Current investment thinking includes a neutral to positive weighting towards equities after being heavily overweight last year. “We like equities in developed markets, but see a new shift into emerging market equities before the end of the year,” says Stadermann.

He adds that HQ Trust rarely holds much cash and is neutral to underweight bonds, preferring fixed income instruments with short durations, especially in emerging market debt, adding some long duration in developed markets.

HQ Trust went underweight hedge fund during the financial crisis, but has since moved to a more bullish view and likes single strategies like convertible arbitrage. Stadermann says most portfolios have between 10% to 20% hedge fund weightings.

Efforts to capture the investment potential of Asia were initiated with the launching of Penjing Asset Management, which was set up by a number of Asian families along with the Quandt family in 2005. Much of the investment activity is centred on hedge funds and Penjing currently has around $500 million assets under management.

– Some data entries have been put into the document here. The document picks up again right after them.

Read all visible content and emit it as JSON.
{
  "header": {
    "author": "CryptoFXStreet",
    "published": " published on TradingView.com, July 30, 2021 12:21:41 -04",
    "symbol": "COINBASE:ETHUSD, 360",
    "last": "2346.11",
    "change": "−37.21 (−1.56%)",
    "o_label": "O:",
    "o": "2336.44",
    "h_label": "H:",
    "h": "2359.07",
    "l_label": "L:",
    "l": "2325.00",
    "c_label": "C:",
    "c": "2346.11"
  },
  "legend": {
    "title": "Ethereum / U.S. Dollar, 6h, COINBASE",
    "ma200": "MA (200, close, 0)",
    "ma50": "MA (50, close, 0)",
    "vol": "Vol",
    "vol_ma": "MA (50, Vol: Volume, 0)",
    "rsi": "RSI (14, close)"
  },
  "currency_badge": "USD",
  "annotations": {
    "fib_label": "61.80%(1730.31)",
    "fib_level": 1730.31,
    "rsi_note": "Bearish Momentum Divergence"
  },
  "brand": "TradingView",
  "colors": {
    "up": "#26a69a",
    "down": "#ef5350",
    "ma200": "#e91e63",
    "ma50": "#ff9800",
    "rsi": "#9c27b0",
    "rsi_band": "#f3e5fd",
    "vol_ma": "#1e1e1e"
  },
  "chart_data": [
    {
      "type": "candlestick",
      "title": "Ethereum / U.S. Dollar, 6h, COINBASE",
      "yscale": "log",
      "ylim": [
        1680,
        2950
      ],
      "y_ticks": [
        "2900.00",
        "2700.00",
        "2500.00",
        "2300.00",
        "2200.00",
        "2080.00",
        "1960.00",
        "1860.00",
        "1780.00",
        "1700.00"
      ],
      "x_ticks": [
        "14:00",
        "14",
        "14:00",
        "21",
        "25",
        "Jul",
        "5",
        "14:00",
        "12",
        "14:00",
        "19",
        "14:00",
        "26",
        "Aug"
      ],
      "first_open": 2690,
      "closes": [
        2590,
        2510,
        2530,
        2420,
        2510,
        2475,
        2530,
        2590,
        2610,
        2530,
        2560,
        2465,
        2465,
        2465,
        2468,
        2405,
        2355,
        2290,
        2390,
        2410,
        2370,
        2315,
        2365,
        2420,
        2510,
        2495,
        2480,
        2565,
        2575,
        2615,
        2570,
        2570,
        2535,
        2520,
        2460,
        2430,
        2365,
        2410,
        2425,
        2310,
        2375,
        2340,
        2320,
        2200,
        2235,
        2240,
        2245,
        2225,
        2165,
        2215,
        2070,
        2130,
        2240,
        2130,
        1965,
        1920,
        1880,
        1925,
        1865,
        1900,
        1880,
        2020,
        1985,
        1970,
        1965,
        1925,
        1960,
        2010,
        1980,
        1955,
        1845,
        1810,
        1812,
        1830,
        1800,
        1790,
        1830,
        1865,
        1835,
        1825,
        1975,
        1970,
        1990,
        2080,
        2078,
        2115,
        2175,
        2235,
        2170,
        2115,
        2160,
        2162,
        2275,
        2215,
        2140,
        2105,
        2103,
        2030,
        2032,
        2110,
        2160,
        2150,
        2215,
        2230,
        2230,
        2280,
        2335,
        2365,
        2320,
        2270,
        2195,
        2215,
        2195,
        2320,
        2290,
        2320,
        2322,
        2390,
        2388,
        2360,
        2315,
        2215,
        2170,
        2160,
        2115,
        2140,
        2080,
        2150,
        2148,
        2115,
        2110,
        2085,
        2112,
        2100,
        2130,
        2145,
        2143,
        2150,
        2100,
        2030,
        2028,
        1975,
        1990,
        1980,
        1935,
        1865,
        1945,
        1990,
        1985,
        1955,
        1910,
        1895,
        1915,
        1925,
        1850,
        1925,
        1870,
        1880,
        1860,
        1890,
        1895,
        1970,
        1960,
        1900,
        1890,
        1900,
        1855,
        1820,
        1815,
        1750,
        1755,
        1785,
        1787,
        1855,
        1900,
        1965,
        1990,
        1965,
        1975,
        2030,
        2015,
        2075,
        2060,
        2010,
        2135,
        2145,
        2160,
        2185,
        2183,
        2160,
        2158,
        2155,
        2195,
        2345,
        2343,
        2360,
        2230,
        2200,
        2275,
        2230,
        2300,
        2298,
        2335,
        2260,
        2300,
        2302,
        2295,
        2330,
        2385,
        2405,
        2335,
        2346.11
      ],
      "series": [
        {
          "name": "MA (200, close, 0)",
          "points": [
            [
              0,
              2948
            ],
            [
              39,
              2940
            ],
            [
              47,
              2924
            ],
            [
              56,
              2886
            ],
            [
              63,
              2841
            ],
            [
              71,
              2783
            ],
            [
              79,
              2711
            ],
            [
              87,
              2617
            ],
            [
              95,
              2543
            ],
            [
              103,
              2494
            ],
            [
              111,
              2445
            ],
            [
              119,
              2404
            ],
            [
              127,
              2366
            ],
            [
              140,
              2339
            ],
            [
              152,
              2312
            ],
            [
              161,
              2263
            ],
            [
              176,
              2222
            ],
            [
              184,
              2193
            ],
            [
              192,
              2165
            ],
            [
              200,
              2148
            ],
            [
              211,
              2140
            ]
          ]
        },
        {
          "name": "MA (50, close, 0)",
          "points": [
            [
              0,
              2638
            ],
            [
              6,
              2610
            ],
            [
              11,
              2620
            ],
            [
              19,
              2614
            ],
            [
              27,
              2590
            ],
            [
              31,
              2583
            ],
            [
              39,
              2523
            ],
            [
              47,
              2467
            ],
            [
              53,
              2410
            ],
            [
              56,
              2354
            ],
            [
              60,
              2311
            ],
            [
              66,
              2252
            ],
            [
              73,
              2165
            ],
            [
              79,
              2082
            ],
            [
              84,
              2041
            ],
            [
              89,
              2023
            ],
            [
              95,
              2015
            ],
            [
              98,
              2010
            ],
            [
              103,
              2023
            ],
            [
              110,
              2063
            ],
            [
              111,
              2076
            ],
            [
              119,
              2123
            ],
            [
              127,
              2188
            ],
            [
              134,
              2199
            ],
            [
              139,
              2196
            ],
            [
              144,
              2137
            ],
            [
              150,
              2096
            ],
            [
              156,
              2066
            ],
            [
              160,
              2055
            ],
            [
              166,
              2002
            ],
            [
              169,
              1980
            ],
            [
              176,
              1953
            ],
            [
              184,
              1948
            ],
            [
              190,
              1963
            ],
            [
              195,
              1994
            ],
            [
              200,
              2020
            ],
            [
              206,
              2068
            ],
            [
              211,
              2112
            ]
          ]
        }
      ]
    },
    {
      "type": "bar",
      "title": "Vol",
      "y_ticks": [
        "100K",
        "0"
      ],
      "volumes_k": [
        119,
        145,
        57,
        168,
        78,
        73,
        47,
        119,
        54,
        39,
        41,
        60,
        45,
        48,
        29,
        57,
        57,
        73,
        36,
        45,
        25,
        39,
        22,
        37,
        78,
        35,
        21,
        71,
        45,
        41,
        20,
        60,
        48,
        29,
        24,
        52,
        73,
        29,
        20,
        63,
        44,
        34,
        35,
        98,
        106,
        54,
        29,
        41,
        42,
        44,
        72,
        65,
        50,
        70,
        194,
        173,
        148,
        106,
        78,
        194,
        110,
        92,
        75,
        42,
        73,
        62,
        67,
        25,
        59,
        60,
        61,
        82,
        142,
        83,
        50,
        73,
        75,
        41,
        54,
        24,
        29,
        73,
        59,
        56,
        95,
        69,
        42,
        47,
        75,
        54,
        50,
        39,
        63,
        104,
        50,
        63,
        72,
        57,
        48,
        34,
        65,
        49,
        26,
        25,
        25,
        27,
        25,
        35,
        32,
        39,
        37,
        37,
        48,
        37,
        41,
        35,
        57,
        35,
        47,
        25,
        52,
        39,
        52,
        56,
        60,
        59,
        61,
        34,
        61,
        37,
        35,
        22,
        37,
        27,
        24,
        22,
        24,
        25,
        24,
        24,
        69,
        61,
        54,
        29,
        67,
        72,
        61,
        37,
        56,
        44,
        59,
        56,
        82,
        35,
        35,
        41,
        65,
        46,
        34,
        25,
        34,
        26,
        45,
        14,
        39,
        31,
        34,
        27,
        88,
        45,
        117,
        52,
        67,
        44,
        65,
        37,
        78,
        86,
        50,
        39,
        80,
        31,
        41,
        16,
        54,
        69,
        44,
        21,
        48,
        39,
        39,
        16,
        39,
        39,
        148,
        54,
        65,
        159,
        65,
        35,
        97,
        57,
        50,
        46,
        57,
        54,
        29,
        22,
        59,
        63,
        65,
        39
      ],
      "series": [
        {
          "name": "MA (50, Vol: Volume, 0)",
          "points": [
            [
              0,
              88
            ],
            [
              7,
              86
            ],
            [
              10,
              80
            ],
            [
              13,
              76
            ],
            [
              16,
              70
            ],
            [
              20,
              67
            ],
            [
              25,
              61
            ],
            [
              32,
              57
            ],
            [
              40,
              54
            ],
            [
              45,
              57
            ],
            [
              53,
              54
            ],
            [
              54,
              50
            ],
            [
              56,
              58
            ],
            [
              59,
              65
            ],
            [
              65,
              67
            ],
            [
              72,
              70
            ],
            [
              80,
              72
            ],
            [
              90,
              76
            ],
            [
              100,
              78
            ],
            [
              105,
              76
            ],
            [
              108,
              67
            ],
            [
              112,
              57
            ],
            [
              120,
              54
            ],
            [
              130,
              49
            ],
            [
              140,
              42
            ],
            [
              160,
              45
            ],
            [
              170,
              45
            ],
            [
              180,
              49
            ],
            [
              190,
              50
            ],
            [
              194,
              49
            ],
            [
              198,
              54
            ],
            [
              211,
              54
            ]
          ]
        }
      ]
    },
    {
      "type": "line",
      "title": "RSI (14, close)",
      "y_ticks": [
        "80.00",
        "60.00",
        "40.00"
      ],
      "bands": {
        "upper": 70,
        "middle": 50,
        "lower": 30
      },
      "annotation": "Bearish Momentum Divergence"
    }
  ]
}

Nevertheless, it hasn’t been all plain sailing for the various investment groups owned by the Harald Quandt family. Earlier this year, Markus Stadlmann, one of the triumvirate running HQ Trust and chief investment officer, left to join Barclays Wealth.

Stadermann says the investment function would now be taken care of by managing director Fritz Becker as head of investments, based on an investment committee made up of six investment experts. “My colleague is also managing director of HQ Holdings, this will ensure continuity and continued success of the funds,” he says.